The law is generally referred to Section 16 b of the
Securities and Exchange Act of 1934. This law is often
called the short-swing rule. The law makes any profits
from purchases and sales of company equity securities
(not exempt) within six months of each other recoverable
by the company.
In 1991, the SEC declared that the grant transaction
of employee stock options is a purchase for 16 b
purposes.
In February 2007, a federal judge in Roth v. George
Reyes said that even if it was proven that the grants
of options were illegally back-dated and in one case at
least, a jury found that the back-dating was a criminal
offense, the grants were exempt from Section 16b of
the Securities and Exchange Act of 1934 under SEC
rule 16b-3(d). Judge Breyer of the U.S. District Court
stated that the SEC can make rules to exempt
transactions it believes are outside of the scope of 16 b.
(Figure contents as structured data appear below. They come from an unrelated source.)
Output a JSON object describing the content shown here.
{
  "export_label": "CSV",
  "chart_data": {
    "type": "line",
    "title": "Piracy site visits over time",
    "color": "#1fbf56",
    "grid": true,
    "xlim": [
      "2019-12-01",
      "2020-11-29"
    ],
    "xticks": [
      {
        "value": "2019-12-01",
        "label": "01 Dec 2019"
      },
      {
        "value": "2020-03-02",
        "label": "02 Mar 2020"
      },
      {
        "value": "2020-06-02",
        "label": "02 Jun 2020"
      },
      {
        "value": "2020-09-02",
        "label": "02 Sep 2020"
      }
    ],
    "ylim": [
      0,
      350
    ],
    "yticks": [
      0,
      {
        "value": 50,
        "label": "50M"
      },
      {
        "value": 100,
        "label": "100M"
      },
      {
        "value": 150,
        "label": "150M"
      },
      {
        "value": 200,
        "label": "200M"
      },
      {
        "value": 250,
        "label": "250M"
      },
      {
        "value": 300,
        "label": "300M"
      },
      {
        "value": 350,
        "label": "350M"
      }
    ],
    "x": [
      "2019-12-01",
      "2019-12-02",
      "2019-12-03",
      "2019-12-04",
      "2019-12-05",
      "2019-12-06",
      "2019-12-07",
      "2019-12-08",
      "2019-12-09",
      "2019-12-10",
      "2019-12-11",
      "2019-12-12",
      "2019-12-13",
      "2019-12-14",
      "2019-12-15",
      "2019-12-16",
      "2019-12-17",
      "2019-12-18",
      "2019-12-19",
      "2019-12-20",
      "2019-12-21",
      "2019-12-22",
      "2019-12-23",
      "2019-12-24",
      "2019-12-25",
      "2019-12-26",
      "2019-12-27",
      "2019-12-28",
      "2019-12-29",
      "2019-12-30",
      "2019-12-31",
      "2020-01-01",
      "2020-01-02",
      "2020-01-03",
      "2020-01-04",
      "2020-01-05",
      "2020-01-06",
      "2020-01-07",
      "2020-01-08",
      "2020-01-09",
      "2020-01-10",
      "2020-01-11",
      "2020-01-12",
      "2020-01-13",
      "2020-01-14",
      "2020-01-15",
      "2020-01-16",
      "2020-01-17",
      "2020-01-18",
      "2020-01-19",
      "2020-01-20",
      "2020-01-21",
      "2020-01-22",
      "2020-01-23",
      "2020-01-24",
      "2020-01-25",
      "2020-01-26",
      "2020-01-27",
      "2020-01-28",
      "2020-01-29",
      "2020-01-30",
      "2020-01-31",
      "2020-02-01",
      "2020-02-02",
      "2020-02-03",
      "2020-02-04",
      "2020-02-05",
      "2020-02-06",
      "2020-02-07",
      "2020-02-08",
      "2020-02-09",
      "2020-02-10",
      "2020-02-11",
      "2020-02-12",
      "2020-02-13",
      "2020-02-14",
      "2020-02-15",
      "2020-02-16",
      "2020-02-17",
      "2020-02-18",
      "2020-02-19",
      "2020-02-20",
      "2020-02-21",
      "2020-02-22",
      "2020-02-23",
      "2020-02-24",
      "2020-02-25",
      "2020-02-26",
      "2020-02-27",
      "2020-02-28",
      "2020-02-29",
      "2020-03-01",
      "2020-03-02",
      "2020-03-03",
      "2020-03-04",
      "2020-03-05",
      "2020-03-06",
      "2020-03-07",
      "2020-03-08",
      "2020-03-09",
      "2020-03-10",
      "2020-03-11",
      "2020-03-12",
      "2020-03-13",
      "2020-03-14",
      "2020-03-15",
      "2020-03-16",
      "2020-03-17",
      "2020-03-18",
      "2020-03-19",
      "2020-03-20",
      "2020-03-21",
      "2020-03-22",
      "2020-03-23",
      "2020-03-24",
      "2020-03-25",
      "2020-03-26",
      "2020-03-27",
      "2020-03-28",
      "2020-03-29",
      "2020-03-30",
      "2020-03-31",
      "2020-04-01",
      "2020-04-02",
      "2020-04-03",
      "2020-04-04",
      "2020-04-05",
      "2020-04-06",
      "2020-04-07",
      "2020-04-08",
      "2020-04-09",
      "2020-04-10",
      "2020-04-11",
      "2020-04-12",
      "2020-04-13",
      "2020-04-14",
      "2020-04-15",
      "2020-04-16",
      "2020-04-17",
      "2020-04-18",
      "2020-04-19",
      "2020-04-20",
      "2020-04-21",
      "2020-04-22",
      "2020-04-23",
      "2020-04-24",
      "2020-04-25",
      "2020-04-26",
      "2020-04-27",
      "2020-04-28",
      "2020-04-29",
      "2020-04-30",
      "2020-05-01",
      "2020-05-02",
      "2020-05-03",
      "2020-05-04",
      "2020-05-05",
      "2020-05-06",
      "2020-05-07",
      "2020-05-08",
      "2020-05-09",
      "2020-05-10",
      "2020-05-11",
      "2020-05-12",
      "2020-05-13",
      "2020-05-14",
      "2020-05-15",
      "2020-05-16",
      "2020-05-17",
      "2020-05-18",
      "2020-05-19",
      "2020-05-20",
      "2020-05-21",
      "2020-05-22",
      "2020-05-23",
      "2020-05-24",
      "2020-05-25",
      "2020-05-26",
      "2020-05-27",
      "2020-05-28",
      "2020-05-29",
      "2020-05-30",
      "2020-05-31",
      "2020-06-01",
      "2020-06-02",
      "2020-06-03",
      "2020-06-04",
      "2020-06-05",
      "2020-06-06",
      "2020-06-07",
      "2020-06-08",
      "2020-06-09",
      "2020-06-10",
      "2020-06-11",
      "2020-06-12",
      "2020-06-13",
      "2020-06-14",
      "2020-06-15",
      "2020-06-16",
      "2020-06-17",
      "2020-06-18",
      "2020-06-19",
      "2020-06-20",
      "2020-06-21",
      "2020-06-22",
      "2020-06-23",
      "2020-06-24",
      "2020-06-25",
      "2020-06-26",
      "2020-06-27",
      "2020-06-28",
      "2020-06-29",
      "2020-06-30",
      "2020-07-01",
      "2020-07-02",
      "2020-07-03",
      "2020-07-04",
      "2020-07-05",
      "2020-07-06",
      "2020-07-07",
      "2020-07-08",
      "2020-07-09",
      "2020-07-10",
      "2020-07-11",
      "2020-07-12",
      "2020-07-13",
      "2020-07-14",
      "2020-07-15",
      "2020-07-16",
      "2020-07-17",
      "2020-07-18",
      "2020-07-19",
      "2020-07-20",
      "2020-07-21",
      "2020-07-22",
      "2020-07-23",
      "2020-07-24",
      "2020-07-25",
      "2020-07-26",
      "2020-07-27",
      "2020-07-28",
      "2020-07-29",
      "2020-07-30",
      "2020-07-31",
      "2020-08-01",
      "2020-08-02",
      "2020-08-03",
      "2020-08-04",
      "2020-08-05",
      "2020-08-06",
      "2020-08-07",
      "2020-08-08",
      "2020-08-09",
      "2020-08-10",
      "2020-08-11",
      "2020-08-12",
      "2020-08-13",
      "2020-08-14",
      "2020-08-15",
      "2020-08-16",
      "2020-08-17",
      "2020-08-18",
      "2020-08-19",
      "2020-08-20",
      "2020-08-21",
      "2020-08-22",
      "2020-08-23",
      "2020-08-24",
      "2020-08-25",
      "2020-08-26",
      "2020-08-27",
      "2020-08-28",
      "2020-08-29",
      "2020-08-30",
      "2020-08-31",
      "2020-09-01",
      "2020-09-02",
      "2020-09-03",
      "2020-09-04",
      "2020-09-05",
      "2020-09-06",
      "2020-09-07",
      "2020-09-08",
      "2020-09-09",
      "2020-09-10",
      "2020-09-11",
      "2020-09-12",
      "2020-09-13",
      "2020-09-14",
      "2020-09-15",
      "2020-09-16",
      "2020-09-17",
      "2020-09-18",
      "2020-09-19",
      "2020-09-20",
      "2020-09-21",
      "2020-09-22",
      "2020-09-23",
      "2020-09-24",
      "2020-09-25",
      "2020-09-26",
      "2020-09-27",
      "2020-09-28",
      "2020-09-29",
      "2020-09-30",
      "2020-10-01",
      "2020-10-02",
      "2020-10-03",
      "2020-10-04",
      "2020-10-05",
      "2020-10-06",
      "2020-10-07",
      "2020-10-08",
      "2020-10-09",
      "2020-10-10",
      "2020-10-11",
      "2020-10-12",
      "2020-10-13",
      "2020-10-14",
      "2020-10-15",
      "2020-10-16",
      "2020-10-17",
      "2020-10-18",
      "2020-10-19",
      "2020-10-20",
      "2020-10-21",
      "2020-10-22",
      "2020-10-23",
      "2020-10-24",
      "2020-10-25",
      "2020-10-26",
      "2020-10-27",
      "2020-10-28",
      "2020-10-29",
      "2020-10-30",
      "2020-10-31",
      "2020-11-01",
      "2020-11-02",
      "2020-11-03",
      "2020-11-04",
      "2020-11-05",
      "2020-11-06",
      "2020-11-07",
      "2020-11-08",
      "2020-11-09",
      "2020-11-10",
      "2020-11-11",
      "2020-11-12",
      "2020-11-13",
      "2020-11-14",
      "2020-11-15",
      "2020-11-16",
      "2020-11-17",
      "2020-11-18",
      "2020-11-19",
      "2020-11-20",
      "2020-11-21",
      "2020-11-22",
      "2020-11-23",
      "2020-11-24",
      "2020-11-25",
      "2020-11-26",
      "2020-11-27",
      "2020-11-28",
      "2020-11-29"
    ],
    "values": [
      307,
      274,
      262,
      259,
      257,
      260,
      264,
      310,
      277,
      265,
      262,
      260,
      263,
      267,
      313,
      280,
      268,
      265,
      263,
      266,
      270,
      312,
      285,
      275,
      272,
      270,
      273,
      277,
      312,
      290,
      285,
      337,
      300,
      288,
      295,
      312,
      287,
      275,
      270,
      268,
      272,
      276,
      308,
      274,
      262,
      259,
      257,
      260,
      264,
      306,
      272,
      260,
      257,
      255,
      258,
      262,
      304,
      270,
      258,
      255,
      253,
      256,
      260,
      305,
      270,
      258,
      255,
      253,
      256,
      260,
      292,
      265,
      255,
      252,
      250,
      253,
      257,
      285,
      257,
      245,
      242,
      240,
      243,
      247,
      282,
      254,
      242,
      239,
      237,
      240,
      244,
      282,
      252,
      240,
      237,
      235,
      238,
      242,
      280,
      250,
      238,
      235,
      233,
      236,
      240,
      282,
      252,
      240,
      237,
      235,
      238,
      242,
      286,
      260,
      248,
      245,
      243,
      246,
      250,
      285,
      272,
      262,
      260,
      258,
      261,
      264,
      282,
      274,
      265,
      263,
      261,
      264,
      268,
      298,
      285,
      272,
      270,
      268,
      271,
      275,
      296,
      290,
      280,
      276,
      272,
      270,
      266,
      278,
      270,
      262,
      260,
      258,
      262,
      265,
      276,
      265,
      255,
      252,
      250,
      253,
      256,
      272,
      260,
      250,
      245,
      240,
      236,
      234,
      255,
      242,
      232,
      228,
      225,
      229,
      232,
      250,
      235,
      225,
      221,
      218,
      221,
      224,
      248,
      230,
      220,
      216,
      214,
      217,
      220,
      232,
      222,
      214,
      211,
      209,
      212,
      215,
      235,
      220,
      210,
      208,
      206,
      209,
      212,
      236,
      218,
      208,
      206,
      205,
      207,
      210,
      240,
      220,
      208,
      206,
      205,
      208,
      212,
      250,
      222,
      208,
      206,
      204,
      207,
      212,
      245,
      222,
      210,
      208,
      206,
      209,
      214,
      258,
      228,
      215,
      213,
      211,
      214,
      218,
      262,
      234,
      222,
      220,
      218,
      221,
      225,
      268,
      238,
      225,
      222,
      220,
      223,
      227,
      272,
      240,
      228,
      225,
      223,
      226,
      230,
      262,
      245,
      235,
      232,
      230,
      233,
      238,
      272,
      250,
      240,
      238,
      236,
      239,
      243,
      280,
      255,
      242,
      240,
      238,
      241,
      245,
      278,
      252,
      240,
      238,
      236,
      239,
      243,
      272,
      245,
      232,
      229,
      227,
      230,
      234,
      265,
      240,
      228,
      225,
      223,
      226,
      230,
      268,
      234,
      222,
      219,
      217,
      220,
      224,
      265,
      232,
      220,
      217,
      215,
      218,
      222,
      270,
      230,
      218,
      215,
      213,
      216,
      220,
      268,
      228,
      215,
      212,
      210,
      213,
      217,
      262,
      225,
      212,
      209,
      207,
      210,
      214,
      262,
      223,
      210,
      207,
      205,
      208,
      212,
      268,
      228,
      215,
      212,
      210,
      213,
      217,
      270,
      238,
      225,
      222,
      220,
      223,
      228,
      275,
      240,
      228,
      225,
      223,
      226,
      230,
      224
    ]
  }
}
But if the SEC wanted to exempt all ESO grants from
16b, then why did the SEC make the grants a matching
purchase in 1991?
Judge Breyer stated "Rule 16b-3(d) thus represents an
indication from the SEC that, in the agency's view, a
company's decision to give stock to officers does not
present a danger of the type "comprended within the
purpose of" Section 16(b). 15 USC section 78p(b). This is
not to say that issuer-to-insider transactions present
no risk of speculative abuse, nor to say that a grant of
stock options is necessarily lawful if it comports with
one of the three conditions set forth in Rule 16b-3.
Rather, it is to say that grants of stock options,
backdated or not do not entail an 'intolerable' risk that
insiders will exploit inside information for their own profit.
Dreiling . 458 .3d at 950.
What the court is saying is that the SEC can pass Rules
that exempt executive trades from 16b, if the SEC
expresses the view that certain types of transactions are
exempt because they do not represent the type
of potential abuse that Section 16b of the Act focused
on.
The idea that grants of Employee Stock Options do
not entail an intolerable risk of speculative abuse is
not supported by any facts or even the slightest bit
of evidence. In fact the evidence is overwhelming
that grants of employee stock options to executives
is the type transaction that is the most prone to
speculative abuse. In fact, in my view, there has
seldom been a type of transaction that is more prone
to speculatie abuse than large grants to executives
of stock options.
No informed person would claim that large options
transactions between an insider and an issuer are not
prone to speculative abuse. In fact, every experienced
trader of options including myself, who is informed on
the ESO 16b issue or not, would claim that the
probability of specuative abuse from ESO grants
is much greater than the same size transaction
in listed options. It is far more easy to front run moves
in the stock by granting ESOs to executives than for
an executive to find a street wise options trader to be
the victim of speculative abuse.
The idea that options grants are less prone to speculative
abuse than trades with market makers on the CBOE is
wrong. Judge Breyer must think that CBOE market makers
working for Goldman Sacks or Citigroup or for their own
accounts are a un-experienced babes and that a
compensation committee allied with the CEO will as a
routine matter protect the interests of the share holders
above the interests of the CEO.
He is very un-realistic.
Why should an executive ever buy options when he is
thinking about pumping and dumping, when he can have
them granted for nothing and escape from 16b. And that
is exactly what is going on in some cases.
When challenged, he now knows that the Ninth Circuit
Court of Appeals will uphold the abusive trades as exempt.
On another point, can we believe that the SEC was not
aware of the fact that they were accomodating the
executive abuses by expanding those exemptions in 1996
and 1991, thereby vitiating 16 (b) altogether.